Sonuç ortada: Birinci çıkan parti AKP olsa da 2015 genel seçimlerinin en büyük galibi, barajı tüm zorluklara rağmen rahatlıkla aşan ve Meclis’e Türkiye partisi olarak giren HDP. Bu, aynı zamanda başkanlık ısrarının da şimdilik- sonu demek.
Batı’dan aldığı oyları büyük oranda artıran HDP’nin, muhafazakâr Kürt seçmeni kazandığı kadar CHP’den “emanet” oy aldığı herkesin malumu. Ancak HDP’nin başarısını salt AKP/başkanlık korkusu veya karşıtlığı üzerinden yorumlamak yetmez.

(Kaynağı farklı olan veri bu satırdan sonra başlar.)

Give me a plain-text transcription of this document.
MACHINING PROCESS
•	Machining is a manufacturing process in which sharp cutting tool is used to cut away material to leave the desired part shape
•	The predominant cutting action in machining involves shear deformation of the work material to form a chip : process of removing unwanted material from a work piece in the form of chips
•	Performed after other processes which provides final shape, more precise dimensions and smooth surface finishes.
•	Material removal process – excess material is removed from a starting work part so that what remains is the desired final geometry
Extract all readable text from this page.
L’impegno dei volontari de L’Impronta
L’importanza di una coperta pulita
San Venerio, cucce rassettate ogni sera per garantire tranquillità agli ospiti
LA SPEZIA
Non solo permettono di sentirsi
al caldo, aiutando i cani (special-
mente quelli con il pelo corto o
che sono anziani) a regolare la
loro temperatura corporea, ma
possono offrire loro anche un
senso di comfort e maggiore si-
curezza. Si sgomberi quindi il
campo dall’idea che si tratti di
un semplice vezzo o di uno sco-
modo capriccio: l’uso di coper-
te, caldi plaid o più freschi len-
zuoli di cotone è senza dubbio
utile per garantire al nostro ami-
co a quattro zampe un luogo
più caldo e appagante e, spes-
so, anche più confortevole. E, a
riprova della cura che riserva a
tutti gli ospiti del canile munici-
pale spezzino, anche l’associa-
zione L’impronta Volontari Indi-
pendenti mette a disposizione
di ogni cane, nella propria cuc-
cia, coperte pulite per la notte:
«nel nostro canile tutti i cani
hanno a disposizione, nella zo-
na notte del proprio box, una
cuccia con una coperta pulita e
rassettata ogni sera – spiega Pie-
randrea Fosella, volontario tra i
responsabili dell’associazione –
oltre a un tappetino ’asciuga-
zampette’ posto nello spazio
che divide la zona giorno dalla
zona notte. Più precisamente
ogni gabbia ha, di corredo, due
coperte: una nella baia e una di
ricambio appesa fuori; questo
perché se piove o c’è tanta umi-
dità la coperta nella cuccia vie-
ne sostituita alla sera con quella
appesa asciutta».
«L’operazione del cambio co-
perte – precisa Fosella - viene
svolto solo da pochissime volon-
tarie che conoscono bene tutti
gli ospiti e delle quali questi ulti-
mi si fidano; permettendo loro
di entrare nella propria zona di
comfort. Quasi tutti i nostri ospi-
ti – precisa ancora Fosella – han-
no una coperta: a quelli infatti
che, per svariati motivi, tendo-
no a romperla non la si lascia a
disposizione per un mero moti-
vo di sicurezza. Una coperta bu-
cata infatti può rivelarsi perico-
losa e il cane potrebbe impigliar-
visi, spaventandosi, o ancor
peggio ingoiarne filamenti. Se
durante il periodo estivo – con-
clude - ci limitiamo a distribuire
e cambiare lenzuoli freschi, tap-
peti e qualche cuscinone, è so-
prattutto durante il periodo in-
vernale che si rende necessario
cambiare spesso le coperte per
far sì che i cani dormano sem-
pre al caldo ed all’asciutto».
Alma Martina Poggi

Çünkü 7 Haziran’ın asıl kazananları, siyasi partiler, liderler veya teşkilatları değil...
1 GEZİ’Yİ KAVRAYANLAR: Gezi Parkı eylemleri sonrasında sorulan hep şuydu: Siyaseten bir karşılığı olmayan bir hareketin anlamı ve geleceği ne olabilirdi?
Bu soruya, Gezi’nin yurttaşa “farklılıklara rağmen beraberlik” ruhunu kazandırdığını, düşmanlık-şiddet-gerginlik politikalarının ters teptiğini ve insanların çok saf, haklı bir gerekçeyle (ağaç!) birbirine kenetlenmesinin gücünü anlatmaya çalıştım. 2015 genel seçimi, Gezi’nin tahminlerin ötesinde bir değişimi tetiklediğini ortaya koydu.
Unutmayın. Gezi; Kürtlerle Türkler kadar, feministlerle Nişantaşı kızlarının, eşcinsellerle taraftar gruplarının, ulusalcılarla azınlıkların, solcularla bankacıların, varoşla bohemin, yani ülkenin en “benzemezlerinin” aynı safta toplanıp birbirini dinlemeye yönelik adım attığı yerdi.
Polis şiddeti ve gencecik insanların ölümü, medyanın Penguen’e bağlaması, kitleleri birbirine daha da bağladı. Gezi sonrasında, bu yeni ruhu katmaya çalışarak siyasetini kurgulayabilen tek parti, HDP oldu.